Though it’s a member of the Department of Energy, The Bonneville Power Administration (BPA) receives no money from Congress and pays for all its processes like any private utility—through rates. So, recently, when much of the organization’s equipment began passing the 75-year mark, necessitating massive, expensive capital-improvement projects, the BPA found itself with a logistical problem in desperate need of a solution: how do you keep costs down for customers while still paying for new infrastructure? Luckily, the organization had Brian Scott to turn to.
Celilo Substation Direct-Current Upgrade
Work on the substation at the northern end of the Pacific Direct Current Intertie (PDCI) in The Dalles, Oregon, hasn’t even broken ground yet; preliminary site work will begin this fall. The project, valued at more than $250 million, is the first part of a larger project to upgrade the whole PDCI. It is in the planning phases, with designing and engineering already underway. The project will remove four aging converters—“old 1970s vintage stuff,” Scott says—and replace them with two state-of-the-art direct-current converters.
Scott transforms problems into projects. “Once it comes to me, they’re giving me a problem to solve,” the manager of the BPA’s Transmission Project Management Office says. He’s responsible for all project planning, and with the help of 42 federal employees and 43 on-site contract employees, he’s now supervising management functions for the BPA’s $430 million capital-expansion program while improving the utility’s project efficiency.
Scott initially joined the BPA in 2009 as its director of facilities, but he transitioned into his current role when the administration’s transmission construction ramped up from roughly $250 million to $400 million. Before then, the BPA was concerned mainly with conducting necessary maintenance in order to keep power flowing, but the age of its equipment forced the utility to make capital improvement a core priority.
Today, Scott sees planning as perhaps the most important word in his job description. “I’ve proven unequivocally that you will spend more money if you don’t do planning up front,” he says. He arrived at the BPA as a retired Navy captain from the Civil Engineer Corps, and at that point the utility’s discipline for capital-improvement projects was in its infancy. To bring the BPA’s systems and personnel up to speed, Scott outlined a three-phase plan to create a culture of project management. “In principle, [it] was easy,” he says, “but you’re literally building the bus as you’re driving down the road.”
“You’re literally building the bus as you’re driving down the road.”
Manager of the Transmission Project Management Office (on creating the culture for capital improvement at the BPA)
McNary-John Day 500 kV Transmission line
Seventy-nine miles of new transmission line run along the Columbia River, carrying power from the McNary Dam to the John Day Dam. The line was finished 10 months ahead of schedule and $140 million under budget, even though its route included rugged terrain and environmentally sensitive areas. Scott calls the project “an example of what happens when the right team in the right roles with the right responsibilities” comes together using the new project-management techniques that Scott introduced to the company. The early completion of the project created extra incentive for finishing other major transmission-line improvements—including the Central Ferry Substation—to enable the McNary-John Day line’s full capacity. Two other substations were updated during this project to take advantage of new technology.

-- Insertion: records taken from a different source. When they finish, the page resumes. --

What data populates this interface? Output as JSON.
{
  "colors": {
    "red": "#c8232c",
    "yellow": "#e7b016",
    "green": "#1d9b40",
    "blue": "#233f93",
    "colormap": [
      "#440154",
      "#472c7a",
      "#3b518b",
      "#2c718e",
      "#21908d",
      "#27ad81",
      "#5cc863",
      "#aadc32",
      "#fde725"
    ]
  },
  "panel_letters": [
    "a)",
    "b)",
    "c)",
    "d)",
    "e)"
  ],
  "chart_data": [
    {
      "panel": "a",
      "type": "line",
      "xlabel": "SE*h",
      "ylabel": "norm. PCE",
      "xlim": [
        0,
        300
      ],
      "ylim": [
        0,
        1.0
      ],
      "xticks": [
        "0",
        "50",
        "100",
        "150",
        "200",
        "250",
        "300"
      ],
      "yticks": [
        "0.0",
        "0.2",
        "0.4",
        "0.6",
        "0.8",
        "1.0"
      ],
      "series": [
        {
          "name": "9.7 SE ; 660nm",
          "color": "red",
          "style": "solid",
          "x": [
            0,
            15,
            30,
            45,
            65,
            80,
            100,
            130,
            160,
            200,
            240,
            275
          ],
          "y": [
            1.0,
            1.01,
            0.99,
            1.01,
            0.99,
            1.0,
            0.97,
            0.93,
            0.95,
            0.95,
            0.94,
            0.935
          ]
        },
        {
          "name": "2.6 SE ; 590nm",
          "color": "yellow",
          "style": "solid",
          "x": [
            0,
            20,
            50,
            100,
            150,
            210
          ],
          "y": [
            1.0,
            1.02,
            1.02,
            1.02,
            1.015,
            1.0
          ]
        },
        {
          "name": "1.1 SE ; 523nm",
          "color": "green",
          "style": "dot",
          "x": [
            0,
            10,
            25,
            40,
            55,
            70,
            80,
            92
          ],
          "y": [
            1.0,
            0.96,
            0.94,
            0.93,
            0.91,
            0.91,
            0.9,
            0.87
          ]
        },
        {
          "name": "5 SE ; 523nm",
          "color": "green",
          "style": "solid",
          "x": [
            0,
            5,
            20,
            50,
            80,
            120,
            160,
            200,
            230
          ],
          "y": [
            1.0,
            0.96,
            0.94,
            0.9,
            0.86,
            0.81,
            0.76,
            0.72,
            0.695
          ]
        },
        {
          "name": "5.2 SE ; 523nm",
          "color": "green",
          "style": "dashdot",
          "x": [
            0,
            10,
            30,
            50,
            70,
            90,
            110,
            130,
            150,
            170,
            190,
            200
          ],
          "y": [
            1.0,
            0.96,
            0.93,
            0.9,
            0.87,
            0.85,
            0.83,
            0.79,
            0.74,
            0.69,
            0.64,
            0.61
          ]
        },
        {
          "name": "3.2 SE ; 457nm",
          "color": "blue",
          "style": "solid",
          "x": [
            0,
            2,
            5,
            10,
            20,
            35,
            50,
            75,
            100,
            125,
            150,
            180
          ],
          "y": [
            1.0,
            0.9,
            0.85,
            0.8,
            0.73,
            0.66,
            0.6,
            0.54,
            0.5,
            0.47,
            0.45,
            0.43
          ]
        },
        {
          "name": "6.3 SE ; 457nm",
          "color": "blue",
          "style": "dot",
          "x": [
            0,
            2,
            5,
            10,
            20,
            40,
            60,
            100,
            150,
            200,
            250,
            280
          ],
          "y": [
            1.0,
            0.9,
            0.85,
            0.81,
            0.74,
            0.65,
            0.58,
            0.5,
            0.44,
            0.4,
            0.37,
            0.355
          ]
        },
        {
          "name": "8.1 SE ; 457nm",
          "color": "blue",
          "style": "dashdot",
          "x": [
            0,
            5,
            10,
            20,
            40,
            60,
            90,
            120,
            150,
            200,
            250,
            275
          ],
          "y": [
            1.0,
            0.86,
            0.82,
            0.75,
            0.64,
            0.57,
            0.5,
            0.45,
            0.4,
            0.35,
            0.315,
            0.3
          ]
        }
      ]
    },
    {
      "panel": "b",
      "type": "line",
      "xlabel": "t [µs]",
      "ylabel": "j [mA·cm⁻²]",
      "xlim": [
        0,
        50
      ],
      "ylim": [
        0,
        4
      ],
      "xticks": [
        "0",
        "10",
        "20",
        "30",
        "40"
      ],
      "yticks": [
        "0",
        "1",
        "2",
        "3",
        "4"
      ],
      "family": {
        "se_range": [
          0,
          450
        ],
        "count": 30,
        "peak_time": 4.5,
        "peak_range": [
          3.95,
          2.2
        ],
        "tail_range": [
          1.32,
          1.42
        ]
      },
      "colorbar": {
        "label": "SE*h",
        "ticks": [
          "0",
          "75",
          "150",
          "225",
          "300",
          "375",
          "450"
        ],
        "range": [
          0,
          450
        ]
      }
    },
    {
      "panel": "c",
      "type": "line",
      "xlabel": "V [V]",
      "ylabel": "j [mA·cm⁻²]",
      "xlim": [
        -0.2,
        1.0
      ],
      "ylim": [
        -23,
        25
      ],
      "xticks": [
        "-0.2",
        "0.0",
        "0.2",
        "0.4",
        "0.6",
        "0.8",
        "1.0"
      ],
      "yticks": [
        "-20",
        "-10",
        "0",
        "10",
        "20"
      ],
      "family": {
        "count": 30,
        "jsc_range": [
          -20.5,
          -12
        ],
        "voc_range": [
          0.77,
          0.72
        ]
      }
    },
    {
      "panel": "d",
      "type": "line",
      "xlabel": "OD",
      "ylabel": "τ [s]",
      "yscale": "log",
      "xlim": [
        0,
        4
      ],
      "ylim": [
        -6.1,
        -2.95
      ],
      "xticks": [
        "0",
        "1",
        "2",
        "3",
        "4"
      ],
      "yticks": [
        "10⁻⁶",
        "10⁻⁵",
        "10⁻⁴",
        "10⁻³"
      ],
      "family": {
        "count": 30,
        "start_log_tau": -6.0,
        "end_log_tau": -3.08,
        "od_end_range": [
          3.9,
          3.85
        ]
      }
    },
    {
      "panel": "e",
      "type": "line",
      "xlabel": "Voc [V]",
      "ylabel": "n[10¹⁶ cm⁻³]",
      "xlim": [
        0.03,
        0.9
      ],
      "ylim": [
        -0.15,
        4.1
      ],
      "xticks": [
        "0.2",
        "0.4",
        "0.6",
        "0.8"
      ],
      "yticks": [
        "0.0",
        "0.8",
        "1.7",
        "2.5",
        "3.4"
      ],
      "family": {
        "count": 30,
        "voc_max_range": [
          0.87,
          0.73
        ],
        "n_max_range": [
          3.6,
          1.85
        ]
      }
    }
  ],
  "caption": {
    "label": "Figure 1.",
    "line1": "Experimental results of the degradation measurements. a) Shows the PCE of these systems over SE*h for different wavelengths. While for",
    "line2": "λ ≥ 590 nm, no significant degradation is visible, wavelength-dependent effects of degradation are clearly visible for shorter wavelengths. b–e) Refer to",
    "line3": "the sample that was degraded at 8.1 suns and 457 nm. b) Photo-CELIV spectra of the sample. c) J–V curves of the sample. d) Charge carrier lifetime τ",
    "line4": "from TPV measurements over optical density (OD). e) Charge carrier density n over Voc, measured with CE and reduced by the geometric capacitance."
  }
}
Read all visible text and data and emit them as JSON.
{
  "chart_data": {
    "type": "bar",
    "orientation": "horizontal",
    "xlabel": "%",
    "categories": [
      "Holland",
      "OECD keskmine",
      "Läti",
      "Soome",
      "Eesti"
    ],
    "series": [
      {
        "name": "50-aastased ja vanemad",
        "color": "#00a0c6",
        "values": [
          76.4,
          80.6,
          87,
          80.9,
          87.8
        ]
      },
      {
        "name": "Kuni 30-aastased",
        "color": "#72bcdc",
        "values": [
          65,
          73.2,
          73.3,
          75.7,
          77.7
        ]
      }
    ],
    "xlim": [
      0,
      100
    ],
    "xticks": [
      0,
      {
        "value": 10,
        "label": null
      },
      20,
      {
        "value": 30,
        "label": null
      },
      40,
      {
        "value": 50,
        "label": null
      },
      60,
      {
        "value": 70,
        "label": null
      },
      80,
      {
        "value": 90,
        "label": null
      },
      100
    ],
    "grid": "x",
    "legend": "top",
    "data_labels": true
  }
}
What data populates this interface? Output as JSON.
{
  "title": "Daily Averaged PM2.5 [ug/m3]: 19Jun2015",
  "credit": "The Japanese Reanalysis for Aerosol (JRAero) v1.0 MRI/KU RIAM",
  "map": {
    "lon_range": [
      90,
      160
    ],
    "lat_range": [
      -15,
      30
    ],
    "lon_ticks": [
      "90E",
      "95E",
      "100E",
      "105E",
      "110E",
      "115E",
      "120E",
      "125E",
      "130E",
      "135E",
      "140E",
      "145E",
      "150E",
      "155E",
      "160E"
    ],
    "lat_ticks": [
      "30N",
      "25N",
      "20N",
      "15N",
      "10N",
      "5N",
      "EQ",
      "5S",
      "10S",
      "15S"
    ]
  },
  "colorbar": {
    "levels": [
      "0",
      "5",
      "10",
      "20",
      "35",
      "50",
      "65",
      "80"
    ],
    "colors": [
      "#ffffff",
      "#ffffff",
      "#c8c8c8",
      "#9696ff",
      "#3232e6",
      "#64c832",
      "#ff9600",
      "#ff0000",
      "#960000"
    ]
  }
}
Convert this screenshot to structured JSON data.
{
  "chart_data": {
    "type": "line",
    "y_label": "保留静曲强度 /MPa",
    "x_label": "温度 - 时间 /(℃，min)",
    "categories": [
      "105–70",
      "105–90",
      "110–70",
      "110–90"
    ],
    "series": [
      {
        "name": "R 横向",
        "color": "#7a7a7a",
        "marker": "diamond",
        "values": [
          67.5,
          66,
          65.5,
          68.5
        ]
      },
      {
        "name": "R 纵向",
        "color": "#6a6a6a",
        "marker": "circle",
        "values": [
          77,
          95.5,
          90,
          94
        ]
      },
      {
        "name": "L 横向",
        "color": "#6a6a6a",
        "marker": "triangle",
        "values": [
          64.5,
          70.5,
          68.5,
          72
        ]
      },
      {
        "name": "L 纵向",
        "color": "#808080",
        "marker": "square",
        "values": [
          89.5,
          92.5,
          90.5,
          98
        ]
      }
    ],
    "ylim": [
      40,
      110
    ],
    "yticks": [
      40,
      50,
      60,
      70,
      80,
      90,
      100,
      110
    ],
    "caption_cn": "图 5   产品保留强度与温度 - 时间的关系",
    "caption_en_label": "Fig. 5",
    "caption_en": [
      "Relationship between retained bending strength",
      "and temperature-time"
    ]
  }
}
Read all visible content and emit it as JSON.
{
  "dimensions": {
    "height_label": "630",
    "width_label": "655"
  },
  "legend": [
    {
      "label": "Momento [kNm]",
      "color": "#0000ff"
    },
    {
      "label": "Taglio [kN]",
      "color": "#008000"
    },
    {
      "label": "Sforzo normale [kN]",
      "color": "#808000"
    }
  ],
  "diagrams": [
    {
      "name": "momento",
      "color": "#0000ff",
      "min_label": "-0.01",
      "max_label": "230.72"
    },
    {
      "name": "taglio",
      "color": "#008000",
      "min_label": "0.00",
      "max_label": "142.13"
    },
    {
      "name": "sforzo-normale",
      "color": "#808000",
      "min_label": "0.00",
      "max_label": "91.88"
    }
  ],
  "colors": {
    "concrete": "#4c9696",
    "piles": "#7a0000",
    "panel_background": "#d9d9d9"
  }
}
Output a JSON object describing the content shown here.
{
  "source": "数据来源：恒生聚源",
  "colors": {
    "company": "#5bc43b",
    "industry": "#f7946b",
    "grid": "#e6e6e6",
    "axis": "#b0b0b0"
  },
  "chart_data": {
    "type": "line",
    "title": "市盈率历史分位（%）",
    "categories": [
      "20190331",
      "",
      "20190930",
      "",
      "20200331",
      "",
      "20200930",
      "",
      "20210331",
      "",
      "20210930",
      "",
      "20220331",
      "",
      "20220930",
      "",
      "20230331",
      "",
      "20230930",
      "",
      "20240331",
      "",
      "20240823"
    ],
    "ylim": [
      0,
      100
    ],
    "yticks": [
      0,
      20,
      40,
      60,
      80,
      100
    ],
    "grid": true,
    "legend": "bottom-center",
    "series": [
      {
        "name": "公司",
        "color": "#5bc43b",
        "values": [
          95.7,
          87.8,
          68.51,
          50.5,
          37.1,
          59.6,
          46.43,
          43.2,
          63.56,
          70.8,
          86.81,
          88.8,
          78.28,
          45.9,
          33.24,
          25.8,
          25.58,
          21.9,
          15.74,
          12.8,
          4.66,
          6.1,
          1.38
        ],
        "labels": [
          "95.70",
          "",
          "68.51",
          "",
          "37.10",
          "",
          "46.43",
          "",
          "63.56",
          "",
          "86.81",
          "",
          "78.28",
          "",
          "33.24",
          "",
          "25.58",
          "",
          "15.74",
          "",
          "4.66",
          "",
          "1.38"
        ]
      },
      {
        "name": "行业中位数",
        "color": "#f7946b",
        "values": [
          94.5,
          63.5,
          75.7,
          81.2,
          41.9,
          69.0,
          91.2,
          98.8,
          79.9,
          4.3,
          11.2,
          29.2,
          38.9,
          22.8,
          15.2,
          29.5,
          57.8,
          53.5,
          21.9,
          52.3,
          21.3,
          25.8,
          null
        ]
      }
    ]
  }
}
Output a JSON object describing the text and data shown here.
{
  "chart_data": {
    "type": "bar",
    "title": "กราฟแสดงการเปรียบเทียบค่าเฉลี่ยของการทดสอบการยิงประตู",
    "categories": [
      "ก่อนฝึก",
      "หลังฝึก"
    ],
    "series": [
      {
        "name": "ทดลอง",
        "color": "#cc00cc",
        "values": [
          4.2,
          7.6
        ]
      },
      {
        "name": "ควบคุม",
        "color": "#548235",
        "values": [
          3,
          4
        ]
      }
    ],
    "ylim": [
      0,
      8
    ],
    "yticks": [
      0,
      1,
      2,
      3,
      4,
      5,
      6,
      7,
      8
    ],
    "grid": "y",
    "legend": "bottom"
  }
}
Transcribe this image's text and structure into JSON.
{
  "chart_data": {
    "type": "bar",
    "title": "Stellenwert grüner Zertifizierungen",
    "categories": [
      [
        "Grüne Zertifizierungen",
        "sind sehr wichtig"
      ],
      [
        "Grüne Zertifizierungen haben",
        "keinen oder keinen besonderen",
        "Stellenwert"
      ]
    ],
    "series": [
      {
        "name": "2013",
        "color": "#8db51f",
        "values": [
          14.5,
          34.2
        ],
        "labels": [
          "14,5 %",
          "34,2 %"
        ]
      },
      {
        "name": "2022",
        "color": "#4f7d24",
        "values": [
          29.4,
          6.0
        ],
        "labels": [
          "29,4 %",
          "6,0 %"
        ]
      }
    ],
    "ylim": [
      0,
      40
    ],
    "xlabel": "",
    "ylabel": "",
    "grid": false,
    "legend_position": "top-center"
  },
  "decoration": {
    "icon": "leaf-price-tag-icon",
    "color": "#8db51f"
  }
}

When Scott first took the wheel of the project-management office in 2010, he enrolled his employees in the Project Management Institute’s training and certification program. Design engineers formerly tasked with doing project management as an additional duty became far more qualified thanks to the coursework. Scott then worked with a third-party consulting firm, First Quartile Consulting, to create the business model that the BPA needed to support its large capital-construction program. Finally, he hired additional consultants in 2011 and 2012 who helped build the utility’s processes and identify the requirements for its management-information systems.
After almost three years of traction, Scott put his newly built management system into practice and started applying his planning and research in the field. However, while Scott was creating a new culture, some of the projects he was brought in to manage were already well underway using past practices, so he still had some cleaning up to do.
For instance, previously, project managers—some of whom were more like project engineers tasked with also managing larger project components—could conceivably be working with three other project managers on four different areas of a project. The result was a fragmented management approach, with sub-task managers mainly seeing only the traffic in their own sectors. Scott reduced this compartmentalization by selecting single project managers who are now supported by teams of staff members tailored to each specific project’s unique demands.
In much the same way that the BPA engineered new transmission systems to modernize its energy delivery, Brian Scott updated the utility’s planning processes and culture to modernize its project efficiency. Now, meaningful change continues to happen at the BPA—change that’s delivering important projects at lower costs and on more dependable schedules.
Central Ferry Substation
When wind energy surged in northern Oregon and central Washington in late 2009, the BPA began work on this project to handle the immense increase. The 500/230 kV substation connects the wind farms now lining the Columbia River with the BPA’s expanding consumer base. Scott says the undertaking was “a real struggle because the project was using previous project-management practices,” causing gaps that pushed work off schedule. To meet deadlines, the BPA went over cost by working its crew overtime. “This one was stressful,” Scott says.